Dá para imaginar o que Taylor-Johnson faria num filme dirigido por um artesão com o mínimo de acuidade narrativa e noção de ritmo, onde os demais atores não se recusassem a abdicar do psicologismo em prol da tragédia. E, por ventura, fosse um estúdio que reduzisse o orçamento e as expectativas dando a oportunidade de se trabalhar a dimensão interior do enredo através das figuras, Kraven poderia ser um drama épico de forte pragmatismo. Até o modo operante de Russell Crowe como pai do protagonista se converteria em benefício.
All We Imagine As Light/ Tudo que imaginamos como luz
de Payal Kapadia (India/França/Itália/Luxemburgo/Países Baixos, 2024)
No intuito de partir do universal para alcançar o micro, All We Imagine as Light não escapa da armadilha de um certo cinema das boas intenções orientado pela “expressão da simplicidade” premeditada, que tenta provocar a complacência através da contemplação. Sob esse aspecto, a cidade de Mumbai seria apenas um pano de fundo à trajetória das três personagens sobre as quais o roteiro se debruça: a resignada Prabha (aguardando por notícias do marido que migrou para a Alemanha após o casamento), a extrovertida Anu (ansiando por escapar da tradição do matrimônio arranjado pela família) e a viúva Parvaty (que busca por meios de assegurar legalmente sua moradia após a morte do marido). O filme de Payal Kapadia, contudo, não se limita às trevas da banalidade simplificadora.

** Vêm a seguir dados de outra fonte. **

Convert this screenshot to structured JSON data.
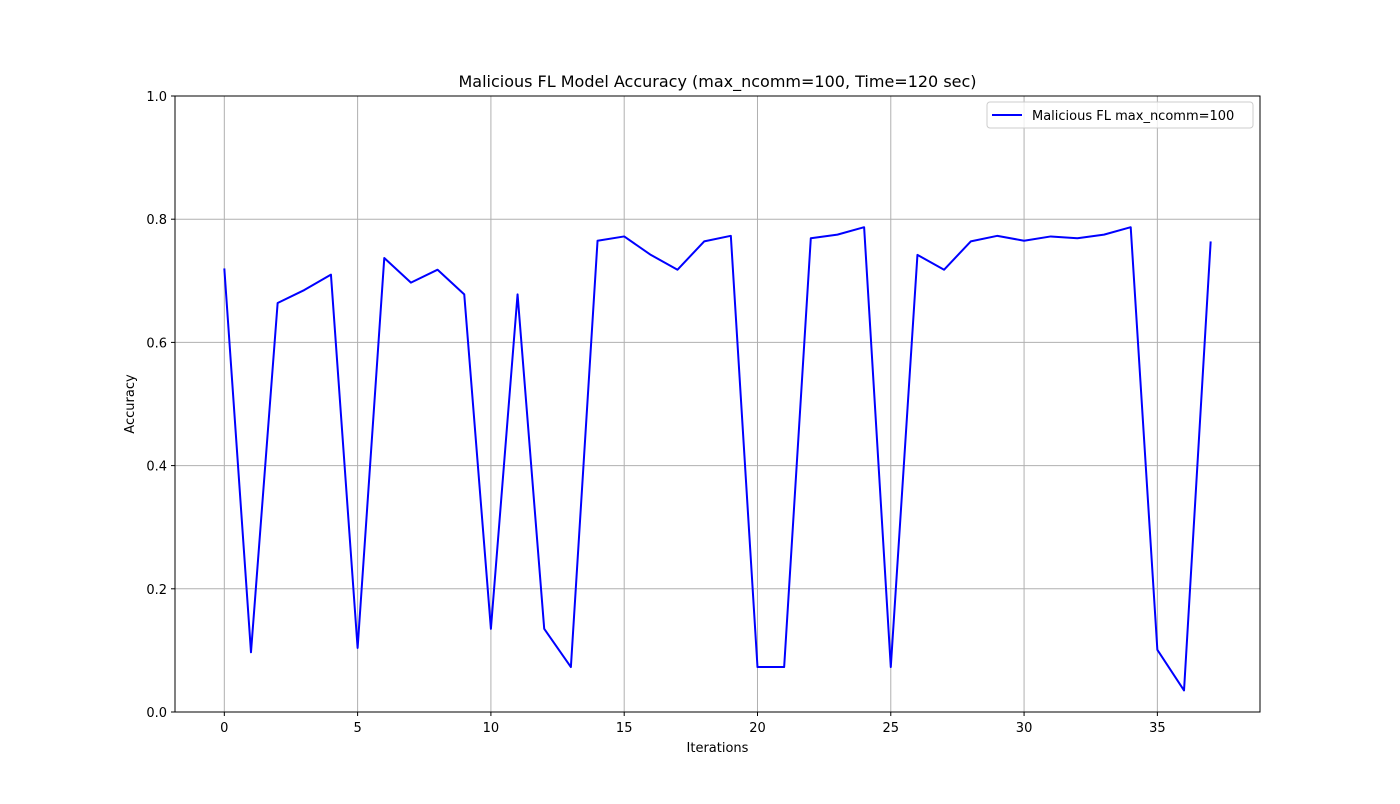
{
  "colors": {
    "series": "#0000ff",
    "grid": "#b0b0b0",
    "axes": "#000000",
    "background": "#ffffff"
  },
  "chart_data": {
    "type": "line",
    "title": "Malicious FL Model Accuracy (max_ncomm=100, Time=120 sec)",
    "xlabel": "Iterations",
    "ylabel": "Accuracy",
    "xlim": [
      -1.85,
      38.85
    ],
    "ylim": [
      0.0,
      1.0
    ],
    "grid": true,
    "legend_position": "top-right",
    "x_ticks": [
      0,
      5,
      10,
      15,
      20,
      25,
      30,
      35
    ],
    "y_ticks": [
      0.0,
      0.2,
      0.4,
      0.6,
      0.8,
      1.0
    ],
    "x_tick_labels": [
      "0",
      "5",
      "10",
      "15",
      "20",
      "25",
      "30",
      "35"
    ],
    "y_tick_labels": [
      "0.0",
      "0.2",
      "0.4",
      "0.6",
      "0.8",
      "1.0"
    ],
    "series": [
      {
        "name": "Malicious FL max_ncomm=100",
        "color": "#0000ff",
        "x": [
          0,
          1,
          2,
          3,
          4,
          5,
          6,
          7,
          8,
          9,
          10,
          11,
          12,
          13,
          14,
          15,
          16,
          17,
          18,
          19,
          20,
          21,
          22,
          23,
          24,
          25,
          26,
          27,
          28,
          29,
          30,
          31,
          32,
          33,
          34,
          35,
          36,
          37
        ],
        "y": [
          0.72,
          0.097,
          0.664,
          0.685,
          0.71,
          0.104,
          0.737,
          0.697,
          0.718,
          0.678,
          0.135,
          0.678,
          0.135,
          0.073,
          0.765,
          0.772,
          0.742,
          0.718,
          0.764,
          0.773,
          0.073,
          0.073,
          0.769,
          0.775,
          0.787,
          0.073,
          0.742,
          0.718,
          0.764,
          0.773,
          0.765,
          0.772,
          0.769,
          0.775,
          0.787,
          0.101,
          0.035,
          0.764
        ]
      }
    ]
  }
}
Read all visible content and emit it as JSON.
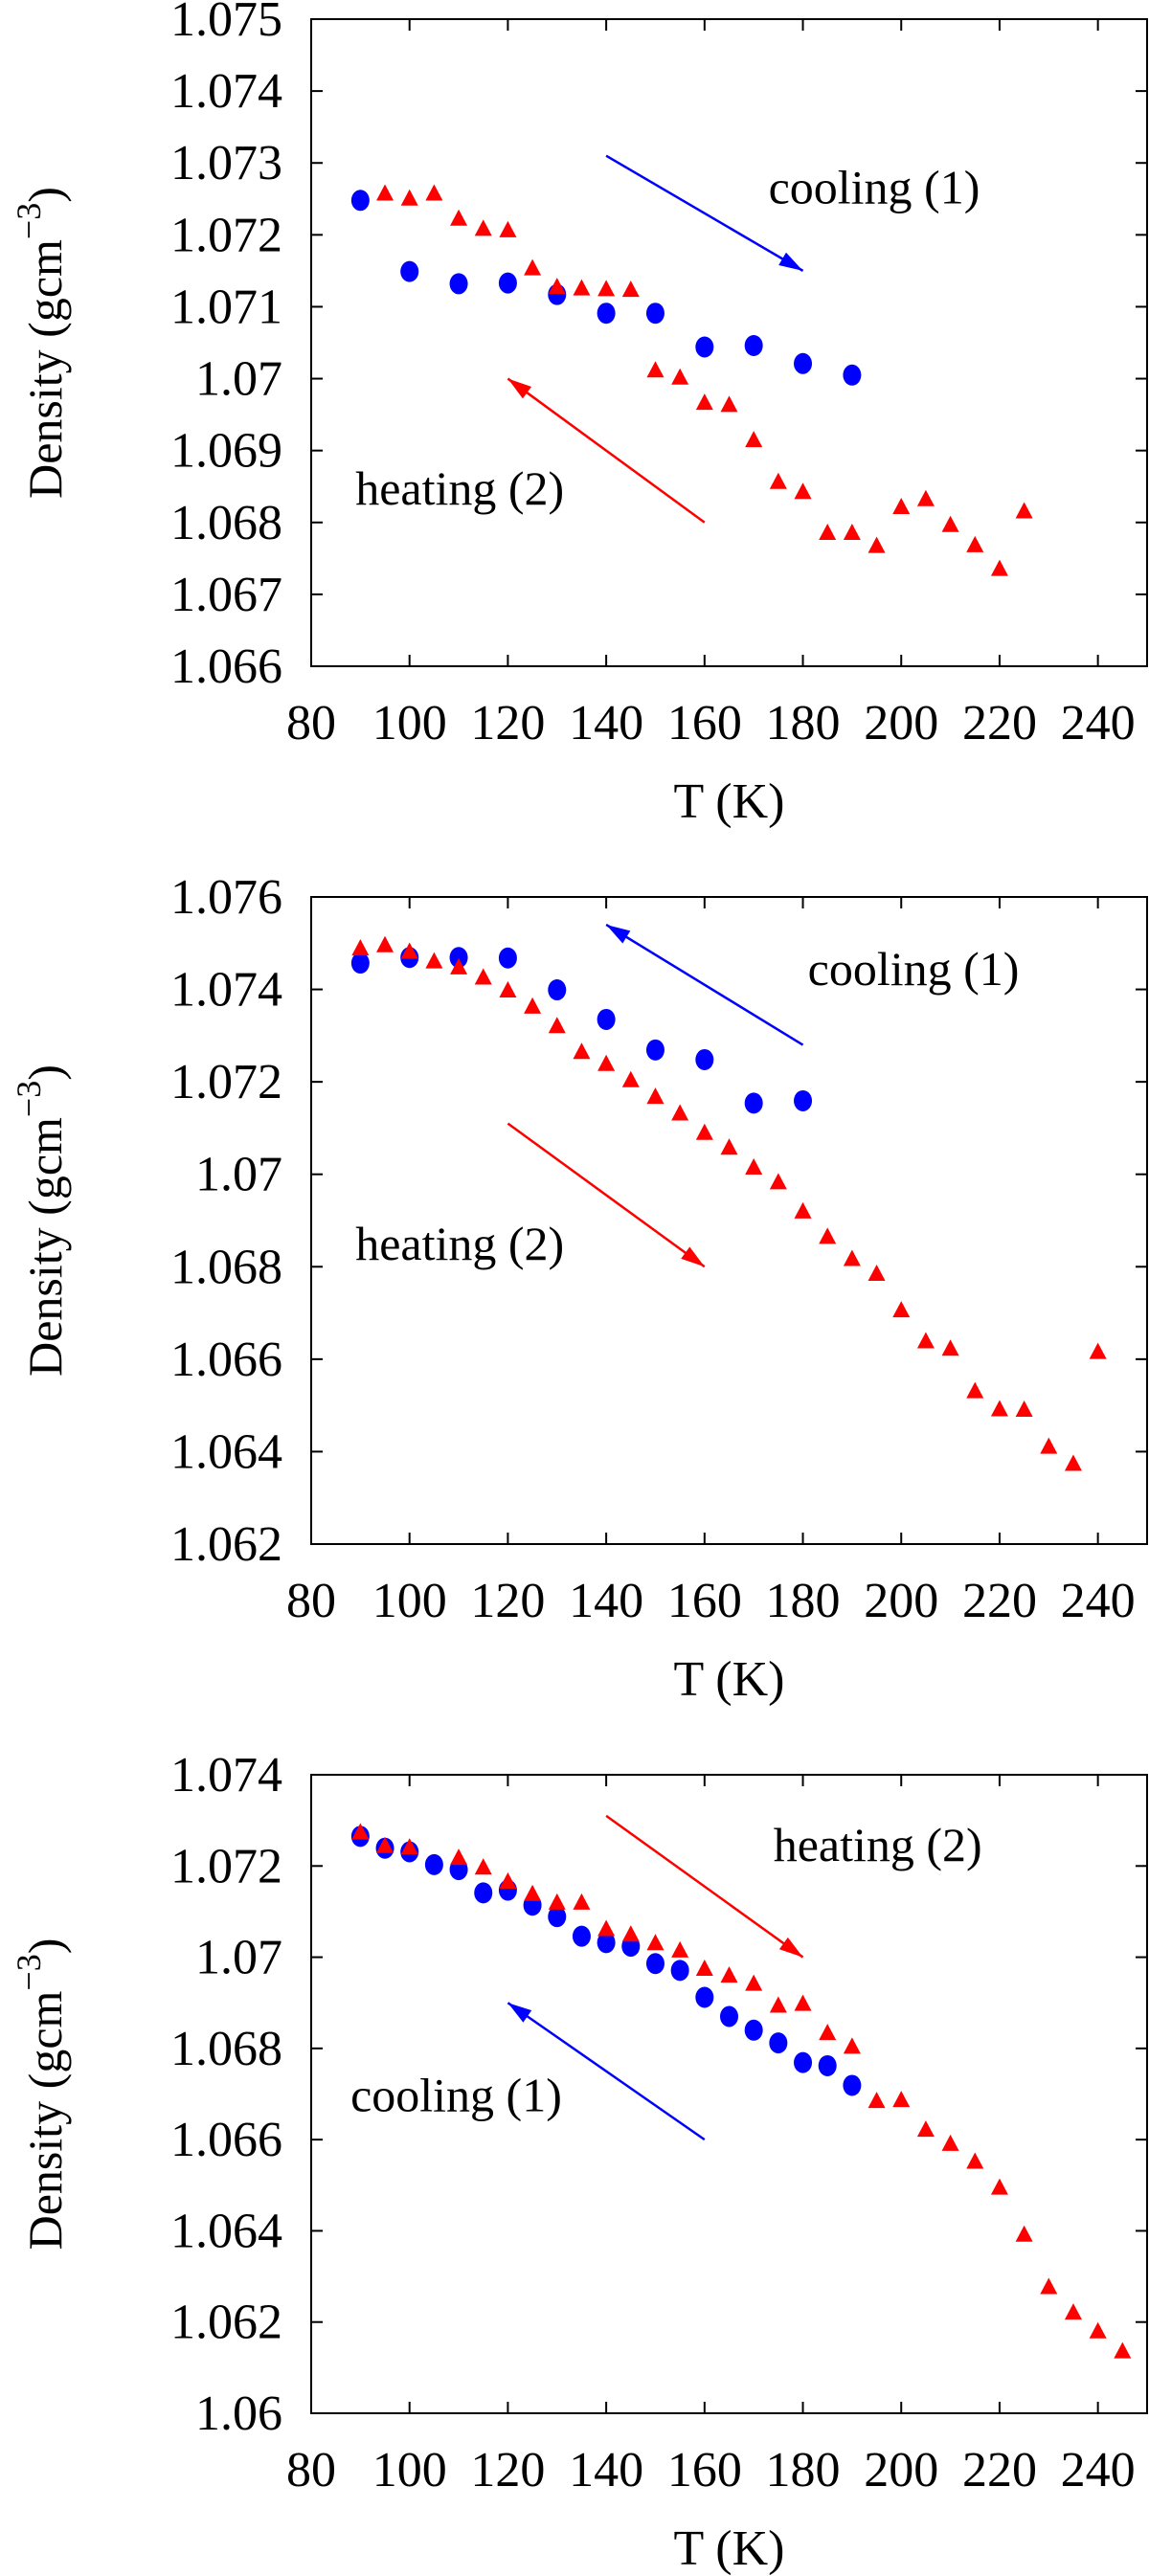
{
  "chart_data": [
    {
      "type": "scatter",
      "xlabel": "T (K)",
      "ylabel": "Density (gcm",
      "ylabel_sup": "−3",
      "ylabel_close": ")",
      "xlim": [
        80,
        250
      ],
      "ylim": [
        1.066,
        1.075
      ],
      "xticks": [
        80,
        100,
        120,
        140,
        160,
        180,
        200,
        220,
        240
      ],
      "yticks": [
        1.066,
        1.067,
        1.068,
        1.069,
        1.07,
        1.071,
        1.072,
        1.073,
        1.074,
        1.075
      ],
      "ytick_labels": [
        "1.066",
        "1.067",
        "1.068",
        "1.069",
        "1.07",
        "1.071",
        "1.072",
        "1.073",
        "1.074",
        "1.075"
      ],
      "grid": false,
      "series": [
        {
          "marker": "circle",
          "color": "#0000ff",
          "x": [
            90,
            100,
            110,
            120,
            130,
            140,
            150,
            160,
            170,
            180,
            190
          ],
          "y": [
            1.07248,
            1.07149,
            1.07132,
            1.07133,
            1.07117,
            1.07091,
            1.07091,
            1.07044,
            1.07046,
            1.07021,
            1.07005
          ]
        },
        {
          "marker": "triangle",
          "color": "#ff0000",
          "x": [
            95,
            100,
            105,
            110,
            115,
            120,
            125,
            130,
            135,
            140,
            145,
            150,
            155,
            160,
            165,
            170,
            175,
            180,
            185,
            190,
            195,
            200,
            205,
            210,
            215,
            220,
            225
          ],
          "y": [
            1.07257,
            1.0725,
            1.07257,
            1.07222,
            1.07208,
            1.07206,
            1.07153,
            1.07127,
            1.07125,
            1.07124,
            1.07123,
            1.07011,
            1.07001,
            1.06966,
            1.06963,
            1.06914,
            1.06856,
            1.06842,
            1.06785,
            1.06785,
            1.06767,
            1.06821,
            1.06832,
            1.06796,
            1.06768,
            1.06735,
            1.06815
          ]
        }
      ],
      "annotations": [
        {
          "text": "cooling (1)",
          "x": 173,
          "y": 1.07244,
          "arrow": {
            "from": [
              140,
              1.0731
            ],
            "to": [
              180,
              1.0715
            ],
            "color": "#0000ff"
          }
        },
        {
          "text": "heating (2)",
          "x": 89,
          "y": 1.06825,
          "arrow": {
            "from": [
              160,
              1.068
            ],
            "to": [
              120,
              1.07
            ],
            "color": "#ff0000"
          }
        }
      ]
    },
    {
      "type": "scatter",
      "xlabel": "T (K)",
      "ylabel": "Density (gcm",
      "ylabel_sup": "−3",
      "ylabel_close": ")",
      "xlim": [
        80,
        250
      ],
      "ylim": [
        1.062,
        1.076
      ],
      "xticks": [
        80,
        100,
        120,
        140,
        160,
        180,
        200,
        220,
        240
      ],
      "yticks": [
        1.062,
        1.064,
        1.066,
        1.068,
        1.07,
        1.072,
        1.074,
        1.076
      ],
      "ytick_labels": [
        "1.062",
        "1.064",
        "1.066",
        "1.068",
        "1.07",
        "1.072",
        "1.074",
        "1.076"
      ],
      "grid": false,
      "series": [
        {
          "marker": "circle",
          "color": "#0000ff",
          "x": [
            90,
            100,
            110,
            120,
            130,
            140,
            150,
            160,
            170,
            180
          ],
          "y": [
            1.07457,
            1.07469,
            1.07469,
            1.07468,
            1.07399,
            1.07335,
            1.07269,
            1.07248,
            1.07154,
            1.07159
          ]
        },
        {
          "marker": "triangle",
          "color": "#ff0000",
          "x": [
            90,
            95,
            100,
            105,
            110,
            115,
            120,
            125,
            130,
            135,
            140,
            145,
            150,
            155,
            160,
            165,
            170,
            175,
            180,
            185,
            190,
            195,
            200,
            205,
            210,
            215,
            220,
            225,
            230,
            235,
            240
          ],
          "y": [
            1.07488,
            1.07495,
            1.07481,
            1.0746,
            1.07447,
            1.07425,
            1.07397,
            1.07362,
            1.0732,
            1.07264,
            1.07238,
            1.07203,
            1.07167,
            1.07131,
            1.07089,
            1.07057,
            1.07014,
            1.06982,
            1.06919,
            1.06864,
            1.06816,
            1.06784,
            1.06705,
            1.06638,
            1.06622,
            1.0653,
            1.06491,
            1.0649,
            1.0641,
            1.06373,
            1.06615
          ]
        }
      ],
      "annotations": [
        {
          "text": "cooling (1)",
          "x": 181,
          "y": 1.07409,
          "arrow": {
            "from": [
              180,
              1.0728
            ],
            "to": [
              140,
              1.0754
            ],
            "color": "#0000ff"
          }
        },
        {
          "text": "heating (2)",
          "x": 89,
          "y": 1.06815,
          "arrow": {
            "from": [
              120,
              1.0711
            ],
            "to": [
              160,
              1.068
            ],
            "color": "#ff0000"
          }
        }
      ]
    },
    {
      "type": "scatter",
      "xlabel": "T (K)",
      "ylabel": "Density (gcm",
      "ylabel_sup": "−3",
      "ylabel_close": ")",
      "xlim": [
        80,
        250
      ],
      "ylim": [
        1.06,
        1.074
      ],
      "xticks": [
        80,
        100,
        120,
        140,
        160,
        180,
        200,
        220,
        240
      ],
      "yticks": [
        1.06,
        1.062,
        1.064,
        1.066,
        1.068,
        1.07,
        1.072,
        1.074
      ],
      "ytick_labels": [
        "1.06",
        "1.062",
        "1.064",
        "1.066",
        "1.068",
        "1.07",
        "1.072",
        "1.074"
      ],
      "grid": false,
      "series": [
        {
          "marker": "circle",
          "color": "#0000ff",
          "x": [
            90,
            95,
            100,
            105,
            110,
            115,
            120,
            125,
            130,
            135,
            140,
            145,
            150,
            155,
            160,
            165,
            170,
            175,
            180,
            185,
            190
          ],
          "y": [
            1.07265,
            1.07239,
            1.07231,
            1.07203,
            1.07192,
            1.07141,
            1.07147,
            1.07114,
            1.07089,
            1.07046,
            1.07032,
            1.07024,
            1.06986,
            1.06971,
            1.06912,
            1.0687,
            1.0684,
            1.06812,
            1.06769,
            1.06762,
            1.06719
          ]
        },
        {
          "marker": "triangle",
          "color": "#ff0000",
          "x": [
            90,
            95,
            100,
            110,
            115,
            120,
            125,
            130,
            135,
            140,
            145,
            150,
            155,
            160,
            165,
            170,
            175,
            180,
            185,
            190,
            195,
            200,
            205,
            210,
            215,
            220,
            225,
            230,
            235,
            240,
            245
          ],
          "y": [
            1.07273,
            1.07243,
            1.0724,
            1.07217,
            1.07196,
            1.07165,
            1.07138,
            1.07119,
            1.07119,
            1.07061,
            1.07049,
            1.0703,
            1.07014,
            1.06974,
            1.06959,
            1.06941,
            1.06893,
            1.06897,
            1.06833,
            1.06803,
            1.06684,
            1.06686,
            1.06621,
            1.0659,
            1.06551,
            1.06494,
            1.06391,
            1.06276,
            1.0622,
            1.06179,
            1.06135
          ]
        }
      ],
      "annotations": [
        {
          "text": "heating (2)",
          "x": 174,
          "y": 1.07211,
          "arrow": {
            "from": [
              140,
              1.0731
            ],
            "to": [
              180,
              1.07
            ],
            "color": "#ff0000"
          }
        },
        {
          "text": "cooling (1)",
          "x": 88,
          "y": 1.06662,
          "arrow": {
            "from": [
              160,
              1.066
            ],
            "to": [
              120,
              1.069
            ],
            "color": "#0000ff"
          }
        }
      ]
    }
  ]
}
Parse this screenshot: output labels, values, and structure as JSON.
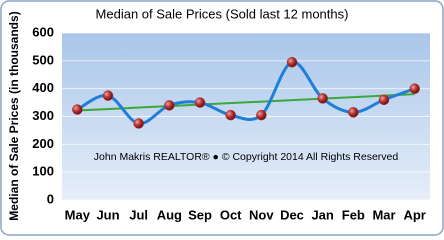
{
  "chart_data": {
    "type": "line",
    "title": "Median of Sale Prices (Sold last 12 months)",
    "y_label": "Median of Sale Prices (in thousands)",
    "annotation": "John Makris REALTOR®  ●  © Copyright 2014 All Rights Reserved",
    "categories": [
      "May",
      "Jun",
      "Jul",
      "Aug",
      "Sep",
      "Oct",
      "Nov",
      "Dec",
      "Jan",
      "Feb",
      "Mar",
      "Apr"
    ],
    "series": [
      {
        "color": "#1f7fd8",
        "marker_color": "#b03030",
        "values": [
          325,
          375,
          275,
          340,
          350,
          305,
          305,
          495,
          365,
          315,
          360,
          400
        ]
      }
    ],
    "trendline": true,
    "trendline_color": "#3aa83a",
    "ylim": [
      0,
      600
    ],
    "yticks": [
      0,
      100,
      200,
      300,
      400,
      500,
      600
    ],
    "grid": true
  }
}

Quando o interesse psicológico predomina sobre a análise social, o viés moral acerca das limitações das personagens se torna mais sensível. Ao concentrar-se no desenvolvimento dramático de cada uma das três narrativas e na maneira como elas se entrecruzam através da protagonista Prabha, All We Imagine as Light se desvia das sombras do panfleto sociológico e é capaz de revelar algo substancial sobre a restrição da mulher na sociedade indiana, como um eco da sensação de solidão individual numa grande metrópole. As características particulares tornam-se estados de uma situação em comum.
Uma vez que passado, presente e futuro das prospecções femininas no estrato social indiano se equilibram em cena sem uniformizar os traços das personagens (um feito e tanto!), a solução para o escape das limitações estruturais é retornar às origens. Buscando por uma amplidão para além da claustrofobia urbana de Mumbai, All We Imagine as Light recai numa proto-sideração fluídica na natureza a la Apichatpong Weerasethakul, sem a mesma profundidade deste diretor.
Apesar da mudança de chave, a delicadeza de Payal Kapadia distingue sensação de emoção e se concentra na identificação junto ao interior das personagens sem maiores subterfúgios. Com isso, extrai beleza ao transformar seus desfechos em recomeços.